There still remains an alternative, which, like the first, may be expressed in the words of J. S Mill, viz, "the alternative of believing that the Mind or Ego is something different from any series of feelings or possibilities of them." To admit this, of course, is to admit the necessity of distinguishing between Mind or Ego, meaning the unity or continuity of consciousness as a complex of presentations, and Mind or Ego as the subject to which this complex is presented. In dealing with the body from the ordinary biological standpoint no such necessity arises. But, whereas there the individual organism is of unequivocally, in psychology, on the other hand, the individual mind may mean either (i.)the series of feelings or "mental phenomena" above referred to ; or (ii) the subject of these feelings for whom they are phenomena ; or (iii.) the subject of these feelings or phenomena + the series of feelings or phenomena themselves, the two being in that relation to each other in which alone the one is subject and the other a series of feelings, phenomena, or objects. It is in this last sense that Mind is used in empirical psychology, its exclusive use in the first sense.

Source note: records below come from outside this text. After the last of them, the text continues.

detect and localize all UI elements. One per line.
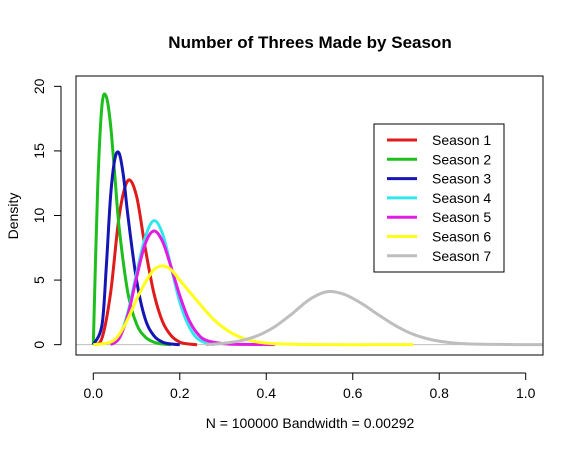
- series-layer: [91, 92, 544, 347]
- legend-box: [373, 123, 505, 273]
- x-tick-label: 0.8: [429, 385, 449, 401]
- x-axis: 0.0 0.2 0.4 0.6 0.8 1.0: [84, 372, 536, 401]
- y-tick-label: 20: [31, 78, 47, 94]
- plot-frame: [75, 75, 544, 356]
- legend-label: Season 4: [432, 190, 491, 206]
- series-line-7: [205, 289, 544, 347]
- x-axis-label: N = 100000 Bandwidth = 0.00292: [206, 415, 415, 431]
- series-line-2: [91, 92, 172, 347]
- legend-label: Season 5: [432, 209, 491, 225]
- legend: Season 1 Season 2 Season 3 Season 4 Season 5…: [373, 123, 505, 273]
- x-tick-label: 1.0: [516, 385, 536, 401]
- chart-title: Number of Threes Made by Season: [168, 33, 451, 52]
- x-tick-label: 0.2: [170, 385, 190, 401]
- legend-label: Season 6: [432, 229, 491, 245]
- legend-label: Season 3: [432, 171, 491, 187]
- y-tick-label: 0: [31, 341, 47, 349]
- y-tick-label: 5: [31, 276, 47, 284]
- series-line-6: [93, 264, 414, 347]
- legend-label: Season 2: [432, 151, 491, 167]
- legend-label: Season 1: [432, 132, 491, 148]
- y-tick-label: 15: [31, 143, 47, 159]
- legend-label: Season 7: [432, 248, 491, 264]
- y-tick-label: 10: [31, 208, 47, 224]
- x-tick-label: 0.4: [257, 385, 277, 401]
- x-tick-label: 0.0: [84, 385, 104, 401]
- y-axis-label: Density: [5, 193, 21, 240]
- x-tick-label: 0.6: [343, 385, 363, 401]
- y-axis: 0 5 10 15 20: [31, 78, 62, 349]
- series-line-3: [91, 150, 180, 347]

Being favoured only by those who shrink from the speculative associations connected with its exclusive use in the second. But psychology is not called upon to transcend the relations of subject to object or, as we may call it, the fact of presentation. On the other hand, as has been said, the attempt to ignore one term of the relations is hopeless ; and equally hopeless, even futile, is the attempt, by means or phrases such as consciousness or the unity of consciousness, to dispense with the recognition of a conscious subject.


(39-1) Professor Huxley, Hume (English Men of Letters series), p. 171.

(39-2) Professor Huxley, op.cit., p. 172.

(39-3) Examination of Sir W. Hamilton’s Philosophy, ch. xii. fin.